Sur les portraits-nus de Jean Rault
Un portrait (dessin, peinture ou photo) c’est d’abord l’image d’un visage qui nous regarde. Qui nous — sinon les spectateurs ? Si ce visage ne nous regardait pas (comme dans les portraits de biais) alors en effet nous serions ailleurs ; non concernés.
Les portraits de Jean Rault nous regardent. Ceux que lui-même appelle des portraits-nus nous regardent avec tout le corps. Pourquoi tout le corps ? Et pourquoi nus ? Ici se joue un rapport intense entre les yeux et la peau. Ce lien c’est aussi toute l’énigme.
Tout le travail du photographe consiste à obtenir ce regard qui porte en lui tout le corps. Un regard ni passionné ni vide, ni heureux ni absent. Un regard qui réellement voit. Que voit-il ? Le photographe ? Non justement. La tâche de celui-ci, sa ruse, son beau geste c’est de s’effacer, de n’être que de passage. L’appareil ? Ce serait une meilleure hypothèse. Non pas l’appareil comme objet, mais ce qui dans l’appareil –l’objectif–, dans cet œil sombre et impassible, attire vers autre chose d’inhumain. Nous y voici peut-être. Ce regard atteint –ou du moins s’approche de– quelque chose qui ordinairement nous est refusé, cela même que Rilke appelle l’Ouvert et dont seule l’innocence animale est capable d’être : « De tous ses yeux la créature / voit l’Ouvert. Seuls nos yeux à nous sont /comme tournés au dedans, posés comme des pièges/ autour d’elle, encerclant son libre élan./ Ce qui est au dehors, c’est par le seul aspect/ de l’animal que nous le connaissons ; car le tout jeune enfant déjà/ nous le forçons à contresens, nous le ployons à regarder/ en arrière vers la forme organisée, non dans l’Ouvert/ qui, dans la vision de l’animal, est si profond. Libre de la mort » (Elégies à Duino– Huitième Elégie).

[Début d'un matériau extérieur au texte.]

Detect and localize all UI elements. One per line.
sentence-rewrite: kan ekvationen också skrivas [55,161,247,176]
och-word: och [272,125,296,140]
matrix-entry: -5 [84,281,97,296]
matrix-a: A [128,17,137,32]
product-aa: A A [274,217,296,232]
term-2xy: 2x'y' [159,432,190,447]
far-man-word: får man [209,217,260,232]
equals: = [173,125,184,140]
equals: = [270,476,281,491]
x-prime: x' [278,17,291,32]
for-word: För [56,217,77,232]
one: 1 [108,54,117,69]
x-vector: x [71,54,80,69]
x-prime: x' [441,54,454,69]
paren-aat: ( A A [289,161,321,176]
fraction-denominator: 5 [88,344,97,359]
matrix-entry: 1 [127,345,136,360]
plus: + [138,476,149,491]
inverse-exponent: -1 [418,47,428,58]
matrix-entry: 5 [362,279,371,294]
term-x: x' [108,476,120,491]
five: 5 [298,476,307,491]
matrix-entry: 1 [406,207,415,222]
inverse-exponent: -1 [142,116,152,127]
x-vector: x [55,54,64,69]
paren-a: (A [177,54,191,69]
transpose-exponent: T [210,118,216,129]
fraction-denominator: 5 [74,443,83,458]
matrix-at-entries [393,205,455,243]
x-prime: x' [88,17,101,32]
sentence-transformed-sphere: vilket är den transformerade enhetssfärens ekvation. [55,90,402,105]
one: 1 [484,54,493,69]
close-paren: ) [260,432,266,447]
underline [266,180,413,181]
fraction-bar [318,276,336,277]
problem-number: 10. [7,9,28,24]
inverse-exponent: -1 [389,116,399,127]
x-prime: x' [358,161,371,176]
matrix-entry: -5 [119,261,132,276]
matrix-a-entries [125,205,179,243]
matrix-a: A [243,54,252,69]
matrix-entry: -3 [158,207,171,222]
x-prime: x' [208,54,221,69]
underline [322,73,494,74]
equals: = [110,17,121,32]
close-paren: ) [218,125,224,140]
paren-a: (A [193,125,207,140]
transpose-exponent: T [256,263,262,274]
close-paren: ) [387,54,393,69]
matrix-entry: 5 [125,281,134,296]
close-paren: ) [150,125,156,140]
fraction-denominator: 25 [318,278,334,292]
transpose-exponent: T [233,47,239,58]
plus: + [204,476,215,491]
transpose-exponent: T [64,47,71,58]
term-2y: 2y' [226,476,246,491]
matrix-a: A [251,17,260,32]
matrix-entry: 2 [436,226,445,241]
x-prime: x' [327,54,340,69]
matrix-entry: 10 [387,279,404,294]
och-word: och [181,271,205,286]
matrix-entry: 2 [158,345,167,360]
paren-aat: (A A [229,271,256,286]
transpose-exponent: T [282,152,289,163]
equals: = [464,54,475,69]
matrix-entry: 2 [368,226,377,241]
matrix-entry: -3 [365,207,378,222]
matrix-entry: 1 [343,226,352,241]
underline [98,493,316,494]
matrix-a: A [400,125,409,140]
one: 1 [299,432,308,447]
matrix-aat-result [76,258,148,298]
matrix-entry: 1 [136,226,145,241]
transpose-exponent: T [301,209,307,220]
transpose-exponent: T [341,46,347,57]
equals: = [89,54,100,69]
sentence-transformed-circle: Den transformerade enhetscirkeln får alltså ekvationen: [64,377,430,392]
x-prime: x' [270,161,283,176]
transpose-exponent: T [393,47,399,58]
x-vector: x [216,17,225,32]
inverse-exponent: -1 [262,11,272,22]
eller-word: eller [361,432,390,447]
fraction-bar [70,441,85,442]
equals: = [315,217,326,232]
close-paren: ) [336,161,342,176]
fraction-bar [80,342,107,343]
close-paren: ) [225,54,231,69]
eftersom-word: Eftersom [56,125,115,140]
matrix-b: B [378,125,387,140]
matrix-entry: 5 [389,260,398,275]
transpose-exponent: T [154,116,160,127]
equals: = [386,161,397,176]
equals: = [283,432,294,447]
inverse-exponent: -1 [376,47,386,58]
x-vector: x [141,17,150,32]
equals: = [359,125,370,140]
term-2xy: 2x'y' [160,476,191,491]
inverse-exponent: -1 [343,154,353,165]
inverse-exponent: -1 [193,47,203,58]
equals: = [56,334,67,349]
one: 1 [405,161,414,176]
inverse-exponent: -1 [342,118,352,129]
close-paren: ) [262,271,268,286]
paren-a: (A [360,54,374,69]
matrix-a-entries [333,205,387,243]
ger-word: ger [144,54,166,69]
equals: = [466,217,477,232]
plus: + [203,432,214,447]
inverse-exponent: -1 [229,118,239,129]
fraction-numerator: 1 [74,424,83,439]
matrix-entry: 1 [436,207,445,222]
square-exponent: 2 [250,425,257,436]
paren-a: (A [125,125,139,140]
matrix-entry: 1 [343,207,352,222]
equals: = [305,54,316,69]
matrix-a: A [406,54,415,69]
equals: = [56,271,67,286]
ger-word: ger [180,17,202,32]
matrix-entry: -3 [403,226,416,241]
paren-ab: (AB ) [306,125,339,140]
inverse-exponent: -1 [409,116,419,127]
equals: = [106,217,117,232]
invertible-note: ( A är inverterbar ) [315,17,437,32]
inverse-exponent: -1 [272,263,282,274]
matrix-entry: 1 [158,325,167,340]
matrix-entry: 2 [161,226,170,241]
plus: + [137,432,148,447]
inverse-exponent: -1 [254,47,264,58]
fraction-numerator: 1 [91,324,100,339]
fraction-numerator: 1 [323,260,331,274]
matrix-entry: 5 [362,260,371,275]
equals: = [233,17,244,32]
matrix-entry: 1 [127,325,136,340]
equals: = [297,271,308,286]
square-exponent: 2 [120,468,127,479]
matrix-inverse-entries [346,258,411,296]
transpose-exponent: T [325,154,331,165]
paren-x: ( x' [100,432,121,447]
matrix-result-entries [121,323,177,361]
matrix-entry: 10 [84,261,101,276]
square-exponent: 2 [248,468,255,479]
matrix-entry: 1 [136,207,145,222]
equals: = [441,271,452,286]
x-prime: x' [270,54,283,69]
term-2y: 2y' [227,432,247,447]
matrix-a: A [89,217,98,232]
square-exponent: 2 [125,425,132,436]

Le regard des visages des portraits-nus de Jean Rault s’avancent vers cet Ouvert qui nous a quittés. C’est pourquoi le corps entier ici est nécessaire et l’est dans sa nudité. Celle-ci n’est ni esthétisante, ni exhibitionniste, ni complice, encore moins sexuelle. Elle est cet abandon sans calcul, sans affèterie, sans narcissisme. Simplement exposée dans la singularité des corps (lourds ou sveltes, ridés ou lisses, usés ou jeunes) privés de tout alibi social et d’abord de celui que peut fournir le vêtement. La peau se fait alors vêtement même à la hauteur de ce regard qui oublie, qui a cessé de vouloir se mesurer, se poser, séduire, demander. Il est désormais passé dans l’objectif. Donné sans protection. Il a su se délivrer pour se livrer ; atteindre une nudité du Soi dans la nudité du corps. Nu au-delà du nu.
Tel est le grand art de Jean Rault, sa longue discipline de pensée, sa lutte avec l’image pour que le monde s’y voit ; obtenir ce corps qui regarde et nous regarde. Ce corps entier dans le regard ; ce regard avançant dans l’Ouvert par ce corps dépouillé qui approche enfin de son humanité dans le consentement à son espèce animale.